3 Comments
  1. Suresh Surulimuthu 4 years ago

    @viki19 Videos on MA, RSI & Fibonacci are available in EQSIS You tube channel. Please go through the same. I would like to give my answers for those questions.

    1) Moving average is the most common and familiar trend-following. They smooth a data series and make it easier to spot trends. The two most popular types of moving averages are the Simple Moving Average (SMA) and the Exponential Moving Average (EMA). The moving averages work better in trending market but not in trading markets (Sideways).

    2) Relative Strength Index (RSI) is part of a class of indicators called momentum oscillators. It is a non-trending indicator. RSI works well in the trading markets (Sideways). RSI gives the overbought and over sold conditions.
    In RSI scale, the chart goes below 30 mark, it indicates the weakness and when it goes above 70 marks it indicates strength.
    When the indication goes below 30 mark and return, it shows the stock is oversold and buyers are coming into picture. Here is the point we can buy the stock. i.e. in oversold zone.

    3) The Fibonacci sequence is the series of numbers: 0, 1, 1, 2, 3, 5, 8, 13, 21, 34 …………..
    The next number is found by adding up the two numbers before it. In Mathematics and in arts, ratio is considered Golden, if ratio of the sum of two quantities to the larger quantity is equal to the ratio of the larger quantity to the smaller quantity. There are two quantities say A and B, where A is larger than B.
    If (A+B)/A= A/B then answer is Golden Ratio which is 1.6180339887…
    This Golden ratio is observed, if you take ratio of any two successive Fibonacci numbers. It comes very close to 1.618034.
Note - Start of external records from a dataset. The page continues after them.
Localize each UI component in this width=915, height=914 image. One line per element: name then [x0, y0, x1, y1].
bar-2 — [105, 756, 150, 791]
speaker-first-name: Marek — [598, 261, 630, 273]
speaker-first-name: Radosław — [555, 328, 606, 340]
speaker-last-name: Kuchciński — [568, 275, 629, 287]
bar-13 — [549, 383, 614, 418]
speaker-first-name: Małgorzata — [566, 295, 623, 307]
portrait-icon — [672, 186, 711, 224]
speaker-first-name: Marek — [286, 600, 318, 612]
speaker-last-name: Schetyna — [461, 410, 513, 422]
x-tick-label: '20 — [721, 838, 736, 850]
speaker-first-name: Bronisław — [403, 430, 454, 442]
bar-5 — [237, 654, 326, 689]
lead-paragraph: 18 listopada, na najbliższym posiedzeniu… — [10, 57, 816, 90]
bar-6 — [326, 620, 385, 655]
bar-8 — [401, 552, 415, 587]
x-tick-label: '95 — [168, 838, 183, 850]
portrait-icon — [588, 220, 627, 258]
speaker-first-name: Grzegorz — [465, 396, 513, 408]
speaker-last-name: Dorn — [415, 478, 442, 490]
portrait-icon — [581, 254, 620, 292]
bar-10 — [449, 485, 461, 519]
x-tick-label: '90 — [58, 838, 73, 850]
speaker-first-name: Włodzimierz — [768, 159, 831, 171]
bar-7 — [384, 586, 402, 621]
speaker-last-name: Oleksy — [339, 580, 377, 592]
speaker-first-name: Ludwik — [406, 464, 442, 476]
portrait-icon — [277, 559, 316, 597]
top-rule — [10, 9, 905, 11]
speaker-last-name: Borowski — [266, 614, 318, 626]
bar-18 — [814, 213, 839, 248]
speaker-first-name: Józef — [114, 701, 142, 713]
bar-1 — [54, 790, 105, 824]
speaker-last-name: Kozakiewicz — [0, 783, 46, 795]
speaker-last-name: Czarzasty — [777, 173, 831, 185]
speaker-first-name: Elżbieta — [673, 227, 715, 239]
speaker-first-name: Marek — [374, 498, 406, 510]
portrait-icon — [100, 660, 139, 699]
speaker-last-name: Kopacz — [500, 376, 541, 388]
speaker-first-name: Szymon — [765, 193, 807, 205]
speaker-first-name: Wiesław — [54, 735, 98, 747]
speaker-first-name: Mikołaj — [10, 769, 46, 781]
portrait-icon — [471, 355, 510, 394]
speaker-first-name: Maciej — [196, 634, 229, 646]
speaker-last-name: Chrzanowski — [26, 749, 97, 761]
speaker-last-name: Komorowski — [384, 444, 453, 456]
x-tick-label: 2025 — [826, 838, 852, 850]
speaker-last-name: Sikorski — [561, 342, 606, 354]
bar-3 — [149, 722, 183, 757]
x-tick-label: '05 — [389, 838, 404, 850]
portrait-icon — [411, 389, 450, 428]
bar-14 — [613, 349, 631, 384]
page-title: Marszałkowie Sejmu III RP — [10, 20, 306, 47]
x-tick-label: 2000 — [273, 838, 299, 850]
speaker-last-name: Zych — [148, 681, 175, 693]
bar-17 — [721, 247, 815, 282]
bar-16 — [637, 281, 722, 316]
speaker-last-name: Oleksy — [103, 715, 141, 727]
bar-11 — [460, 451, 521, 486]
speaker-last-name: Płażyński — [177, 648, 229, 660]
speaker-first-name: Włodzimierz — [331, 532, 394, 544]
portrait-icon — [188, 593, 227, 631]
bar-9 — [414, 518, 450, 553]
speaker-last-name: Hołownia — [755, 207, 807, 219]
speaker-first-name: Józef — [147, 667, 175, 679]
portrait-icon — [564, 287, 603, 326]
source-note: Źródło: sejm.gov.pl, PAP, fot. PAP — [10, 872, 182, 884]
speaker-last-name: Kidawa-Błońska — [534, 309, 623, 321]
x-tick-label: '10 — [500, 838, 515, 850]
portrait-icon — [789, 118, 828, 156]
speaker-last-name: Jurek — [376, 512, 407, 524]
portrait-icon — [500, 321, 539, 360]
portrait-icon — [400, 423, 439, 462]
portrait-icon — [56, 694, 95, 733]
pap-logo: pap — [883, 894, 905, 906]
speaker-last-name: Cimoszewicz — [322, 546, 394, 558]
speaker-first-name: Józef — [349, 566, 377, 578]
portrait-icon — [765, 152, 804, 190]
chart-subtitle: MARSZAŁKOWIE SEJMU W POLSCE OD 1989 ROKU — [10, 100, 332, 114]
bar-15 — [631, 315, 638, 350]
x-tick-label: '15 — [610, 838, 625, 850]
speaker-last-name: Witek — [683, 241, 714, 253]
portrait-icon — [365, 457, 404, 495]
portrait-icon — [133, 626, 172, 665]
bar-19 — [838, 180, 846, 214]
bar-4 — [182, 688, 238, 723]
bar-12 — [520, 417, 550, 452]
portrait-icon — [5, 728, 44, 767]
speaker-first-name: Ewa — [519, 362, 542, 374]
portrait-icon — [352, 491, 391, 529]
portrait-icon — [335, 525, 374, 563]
    4) It’s based on the numbers identified in Fibonacci sequence to define area of support and resistance. It is created by taking two extreme points (usually a major peak and trough) on a price chart and then dividing the vertical distance by key Fibonacci ratios of 23.6%, 38.2%, 50%, 61.8% and 100%. Once these levels are identified, horizontal lines are drawn to indicate areas of support or resistance at the key Fibonacci levels before prices continue to move in the original direction.